[7. Churn Prediction](flow_zone:default) zone builds the churn prediction model using labeled data and customer-product-month level features. The model predicts the likelihood that a customer will churn from a given product in the near future. Once trained, the model is applied to new data to produce churn probabilities and predictions, which are later consumed by dashboards and action frameworks.

![Screenshot 2025-08-14 at 15.01.38.png](s1aRSCxmCncx)

## Training Data Preparation
 **Note:** Churn datasets in retail banking are often ** highly imbalanced** , where only a small percentage of customer-product relationships result in churn.
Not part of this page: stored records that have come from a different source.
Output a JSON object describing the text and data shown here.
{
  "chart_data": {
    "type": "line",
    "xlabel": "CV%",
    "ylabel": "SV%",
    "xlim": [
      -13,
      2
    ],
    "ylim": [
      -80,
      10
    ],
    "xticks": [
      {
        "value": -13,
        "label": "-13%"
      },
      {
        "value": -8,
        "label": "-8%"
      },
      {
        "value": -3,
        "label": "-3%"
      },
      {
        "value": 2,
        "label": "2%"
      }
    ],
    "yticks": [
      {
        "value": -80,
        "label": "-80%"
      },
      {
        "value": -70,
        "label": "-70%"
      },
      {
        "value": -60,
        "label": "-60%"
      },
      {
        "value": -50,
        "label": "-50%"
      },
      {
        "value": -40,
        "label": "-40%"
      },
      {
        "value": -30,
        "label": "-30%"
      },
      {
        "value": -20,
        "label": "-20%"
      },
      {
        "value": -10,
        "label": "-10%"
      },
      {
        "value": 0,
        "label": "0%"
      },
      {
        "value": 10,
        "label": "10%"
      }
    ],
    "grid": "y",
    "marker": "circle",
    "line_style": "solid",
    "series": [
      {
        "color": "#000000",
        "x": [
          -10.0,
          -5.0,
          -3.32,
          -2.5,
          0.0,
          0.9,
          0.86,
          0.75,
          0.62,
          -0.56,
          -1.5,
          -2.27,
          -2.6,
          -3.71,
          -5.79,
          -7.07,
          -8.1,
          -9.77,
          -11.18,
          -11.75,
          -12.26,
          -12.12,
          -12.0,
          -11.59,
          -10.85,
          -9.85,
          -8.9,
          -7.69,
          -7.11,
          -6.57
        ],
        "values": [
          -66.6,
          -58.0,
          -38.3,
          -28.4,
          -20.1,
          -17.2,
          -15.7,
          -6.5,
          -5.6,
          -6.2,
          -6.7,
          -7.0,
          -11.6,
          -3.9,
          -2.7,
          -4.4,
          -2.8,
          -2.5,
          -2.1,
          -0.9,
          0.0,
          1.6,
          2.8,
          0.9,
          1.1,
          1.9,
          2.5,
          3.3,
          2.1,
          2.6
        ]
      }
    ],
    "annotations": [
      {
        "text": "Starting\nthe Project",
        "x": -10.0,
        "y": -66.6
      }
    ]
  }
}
This imbalance can negatively impact model training, especially for classification algorithms, which tend to favor the majority class i.e. non-churned.
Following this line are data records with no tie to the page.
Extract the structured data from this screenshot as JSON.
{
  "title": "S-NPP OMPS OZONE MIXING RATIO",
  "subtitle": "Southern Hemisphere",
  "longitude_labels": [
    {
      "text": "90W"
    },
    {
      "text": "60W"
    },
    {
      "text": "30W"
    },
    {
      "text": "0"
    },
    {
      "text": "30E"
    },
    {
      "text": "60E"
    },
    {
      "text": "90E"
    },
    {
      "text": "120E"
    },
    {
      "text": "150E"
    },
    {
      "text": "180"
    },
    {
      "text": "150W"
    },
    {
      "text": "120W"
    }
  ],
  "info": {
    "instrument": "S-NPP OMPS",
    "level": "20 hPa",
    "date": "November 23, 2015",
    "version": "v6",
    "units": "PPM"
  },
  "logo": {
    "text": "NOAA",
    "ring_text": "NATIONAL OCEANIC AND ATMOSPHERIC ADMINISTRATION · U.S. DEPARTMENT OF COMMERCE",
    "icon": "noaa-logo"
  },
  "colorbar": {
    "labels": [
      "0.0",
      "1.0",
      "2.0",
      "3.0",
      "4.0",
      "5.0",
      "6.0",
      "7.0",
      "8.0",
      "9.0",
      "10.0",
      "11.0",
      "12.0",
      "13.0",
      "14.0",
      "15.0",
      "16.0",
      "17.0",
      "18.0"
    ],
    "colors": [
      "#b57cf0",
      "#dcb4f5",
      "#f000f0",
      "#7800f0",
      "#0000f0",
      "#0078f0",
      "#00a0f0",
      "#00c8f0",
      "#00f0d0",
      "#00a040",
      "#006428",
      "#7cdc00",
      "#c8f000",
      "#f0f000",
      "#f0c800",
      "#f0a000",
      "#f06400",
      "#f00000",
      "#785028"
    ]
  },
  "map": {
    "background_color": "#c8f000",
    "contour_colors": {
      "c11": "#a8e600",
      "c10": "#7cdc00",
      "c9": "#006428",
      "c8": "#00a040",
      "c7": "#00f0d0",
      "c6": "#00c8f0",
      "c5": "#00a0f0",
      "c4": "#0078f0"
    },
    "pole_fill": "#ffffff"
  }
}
To mitigate this, we perform undersampling to generate a  **balanced training set** using a series of visual recipes before the modeling step:

The first split recipe is to split the modelling (known labels) and inference datasets (unknown labels)
Afterwards, we are applying a sampling strategy ensures better model learning and avoids bias toward the majority class

- The  **split recipe**  divides the dataset into:
   train_data_1: All observations labeled as churned (modeled_churn = 1)
   train_data_0: All observations labeled as not churned (modeled_churn = 0)
 - The  **filter recipe**  is then used to randomly select a fixed number of rows (e.g., 100,000) from train_data_0, i.e., the non-churned class.
- The  **stack recipe**  is used to combine the sampled non-churn rows with all churn rows, creating a balanced dataset (modeling_data_prepared) used for model training.

## Model Training Process

The Binary classification model is trained on modeling_data_prepared using historical behavioral, transactional, and portfolio features.This model outputs both:
- A binary churn prediction (0 or 1) for each customer-product relationship.
- A churn probability score (0.0 to 1.0), which can be used to rank risk and prioritize retention actions.
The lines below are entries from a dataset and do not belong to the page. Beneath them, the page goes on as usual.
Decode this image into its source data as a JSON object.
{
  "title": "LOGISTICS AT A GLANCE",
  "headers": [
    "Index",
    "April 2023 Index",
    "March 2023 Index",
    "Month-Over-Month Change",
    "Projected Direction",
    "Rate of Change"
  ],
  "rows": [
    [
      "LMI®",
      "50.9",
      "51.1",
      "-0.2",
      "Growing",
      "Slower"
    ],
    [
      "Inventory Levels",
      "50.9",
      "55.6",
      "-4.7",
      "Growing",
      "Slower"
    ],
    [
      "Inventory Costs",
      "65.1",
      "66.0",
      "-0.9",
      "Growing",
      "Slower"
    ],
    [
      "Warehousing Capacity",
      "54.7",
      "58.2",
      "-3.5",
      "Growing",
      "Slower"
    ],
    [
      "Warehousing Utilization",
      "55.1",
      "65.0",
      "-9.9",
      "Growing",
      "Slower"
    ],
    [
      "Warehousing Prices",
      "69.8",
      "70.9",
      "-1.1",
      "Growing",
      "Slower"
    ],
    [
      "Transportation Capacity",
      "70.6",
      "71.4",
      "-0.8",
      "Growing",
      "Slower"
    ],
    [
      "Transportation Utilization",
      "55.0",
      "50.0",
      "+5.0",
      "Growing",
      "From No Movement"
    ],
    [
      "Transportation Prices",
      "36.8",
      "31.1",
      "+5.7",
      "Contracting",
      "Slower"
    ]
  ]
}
## Hyperparameter optimisation
[Quick modelling setup](analysis:KlseT3SG) can be used to improve the model efficacy by: 
- Hyperparameter tuning
- Class imbalance handling (e.g., class weights, sampling)
- Cross-validation and metrics evaluation

Model evaluation is done here on **ROC AUC** and **cost-matrix**  to handle binary classification models with imbalanced dataset in the banking domain. 

- We used ROC AUC for model tuning, which evaluates the model's ability to distinguish positives and negatives.

- For threshold selection, we applied the cost matrix to reflect real-world business impact, where missing a churner is more expensive than falsely flagging a loyal customer.

 **Note:**  The above model training should be optimised suiting to the business needs and the available data to predict better churn probabilities, and the results can be consumed by dashboards and action frameworks.